PGA Championship: Jordan Spieth thinks the final Grand Slam of his career is an “elephant in the room”

PGA Championship

Before his latest attempt to complete the career Grand Slam at the PGA Championship, Jordan Spieth is refusing to be lured into the idea of making golfing history.

In the modern era, only Gene Sarazen, Ben Hogan, Gary Player, Jack Nicklaus, and Tiger Woods have won the career Grand Slam, though Spieth only needs to win the Wanamaker Trophy to join that exclusive club.

Spieth rebounded back from missing the cut at The Masters to win the RBC Heritage in his following event, defeating Patrick Cantlay in a play-off despite ranking 60th in the putting statistics, and the American continued his comeback with a runner-up result at the AT&T Byron Nelson last week.

“I don’t think I talk about it [the career Grand Slam] much with other people,” Spieth told the media on Wednesday. “But it’s certainly at this point, given having won the other three, it’s an elephant in the room for me. It’s a goal of mine.

“If you just told me I was going to win one tournament the rest of my life, I’d say I want to win this one, given where things are at. If you told me that before my career started I was going to win one tournament ever, I’d say The Masters because that was my favourite tournament growing up.

“But things change, and that has obviously significant meaning. Long term it would be really cool to say that you captured the four biggest golf tournaments in the world that are played in different parts of the world and in different styles, too. So you feel like you kind of accomplished golf when you win a career Grand Slam, I guess.

“I’ve come close a couple of times. This hasn’t necessarily been my most successful major, but I feel good heading into this week.

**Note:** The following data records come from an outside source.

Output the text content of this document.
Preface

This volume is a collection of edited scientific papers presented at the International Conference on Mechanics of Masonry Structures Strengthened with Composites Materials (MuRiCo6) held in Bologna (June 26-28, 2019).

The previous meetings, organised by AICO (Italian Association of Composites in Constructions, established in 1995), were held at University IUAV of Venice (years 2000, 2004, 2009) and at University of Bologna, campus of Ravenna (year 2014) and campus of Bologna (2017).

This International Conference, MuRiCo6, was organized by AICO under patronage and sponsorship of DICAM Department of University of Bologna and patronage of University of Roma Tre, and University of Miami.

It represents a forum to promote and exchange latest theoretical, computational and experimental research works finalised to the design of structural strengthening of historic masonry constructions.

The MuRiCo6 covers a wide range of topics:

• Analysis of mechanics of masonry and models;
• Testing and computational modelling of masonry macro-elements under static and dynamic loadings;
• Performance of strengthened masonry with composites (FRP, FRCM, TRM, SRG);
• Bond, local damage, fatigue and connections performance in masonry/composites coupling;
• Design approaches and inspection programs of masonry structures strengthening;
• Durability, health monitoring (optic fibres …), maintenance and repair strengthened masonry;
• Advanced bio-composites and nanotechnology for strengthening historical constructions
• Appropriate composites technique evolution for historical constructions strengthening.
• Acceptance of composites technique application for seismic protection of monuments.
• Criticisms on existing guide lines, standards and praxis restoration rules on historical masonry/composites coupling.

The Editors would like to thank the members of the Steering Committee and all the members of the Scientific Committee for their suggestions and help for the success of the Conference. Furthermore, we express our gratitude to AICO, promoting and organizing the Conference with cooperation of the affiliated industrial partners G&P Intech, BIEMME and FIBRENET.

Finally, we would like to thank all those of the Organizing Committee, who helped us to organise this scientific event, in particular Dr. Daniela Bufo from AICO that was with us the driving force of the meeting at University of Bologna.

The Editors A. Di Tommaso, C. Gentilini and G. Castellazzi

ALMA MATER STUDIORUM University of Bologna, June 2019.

If I can play well these next couple days, given the crowds that will be out there, and I think the weekend might actually feel a little like a breather in a way, so that’s how I’m looking at it.”

Spieth’s best finish at the PGA Championship was runner-up to Jason Day in 2015, the year he won his first two major wins, and he only finished in the top 10 in his next six visits to the tournament.

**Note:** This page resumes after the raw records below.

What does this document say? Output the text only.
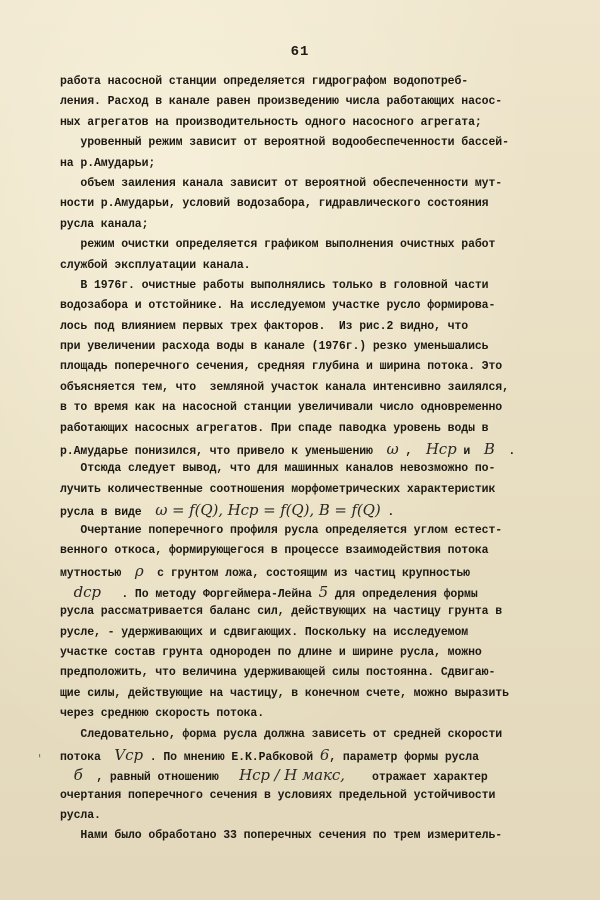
61
работа насосной станции определяется гидрографом водопотреб-
ления. Расход в канале равен произведению числа работающих насос-
ных агрегатов на производительность одного насосного агрегата;
уровенный режим зависит от вероятной водообеспеченности бассей-
на р.Амударьи;
объем заиления канала зависит от вероятной обеспеченности мут-
ности р.Амударьи, условий водозабора, гидравлического состояния
русла канала;
режим очистки определяется графиком выполнения очистных работ
службой эксплуатации канала.
В 1976г. очистные работы выполнялись только в головной части
водозабора и отстойнике. На исследуемом участке русло формирова-
лось под влиянием первых трех факторов.  Из рис.2 видно, что
при увеличении расхода воды в канале (1976г.) резко уменьшались
площадь поперечного сечения, средняя глубина и ширина потока. Это
объясняется тем, что  земляной участок канала интенсивно заилялся,
в то время как на насосной станции увеличивали число одновременно
работающих насосных агрегатов. При спаде паводка уровень воды в
р.Амударье понизился, что привело к уменьшению  ω ,  Hср и  B  .
Отсюда следует вывод, что для машинных каналов невозможно по-
лучить количественные соотношения морфометрических характеристик
русла в виде  ω = f(Q), Hср = f(Q), B = f(Q) .
Очертание поперечного профиля русла определяется углом естест-
венного откоса, формирующегося в процессе взаимодействия потока
мутностью  ρ  с грунтом ложа, состоящим из частиц крупностью
dср   . По методу Форгеймера-Лейна 5 для определения формы
русла рассматривается баланс сил, действующих на частицу грунта в
русле, - удерживающих и сдвигающих. Поскольку на исследуемом
участке состав грунта однороден по длине и ширине русла, можно
предположить, что величина удерживающей силы постоянна. Сдвигаю-
щие силы, действующие на частицу, в конечном счете, можно выразить
через среднюю скорость потока.
Следовательно, форма русла должна зависеть от средней скорости
потока  Vср . По мнению Е.К.Рабковой 6, параметр формы русла
б  , равный отношению   Hср / H макс,    отражает характер
очертания поперечного сечения в условиях предельной устойчивости
русла.
Нами было обработано 33 поперечных сечения по трем измеритель-
'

“Bethpage [2019, tied for third] was the only real chance I had,” Spieth said. “However, I recall that Saturday and Sunday feeling no different than any other majors I’ve competed in; they all feel about the same after the first one.”

“I think looking at it long-term thinking, man, if I’m healthy, I’d look to have 20 chances at it, and maybe 1 out of 20. Those are better odds than I think. I normally get better odds than that. I think just more look at the long term, how many chances you’re going to get, and maybe the bounces will go your way one of those weeks.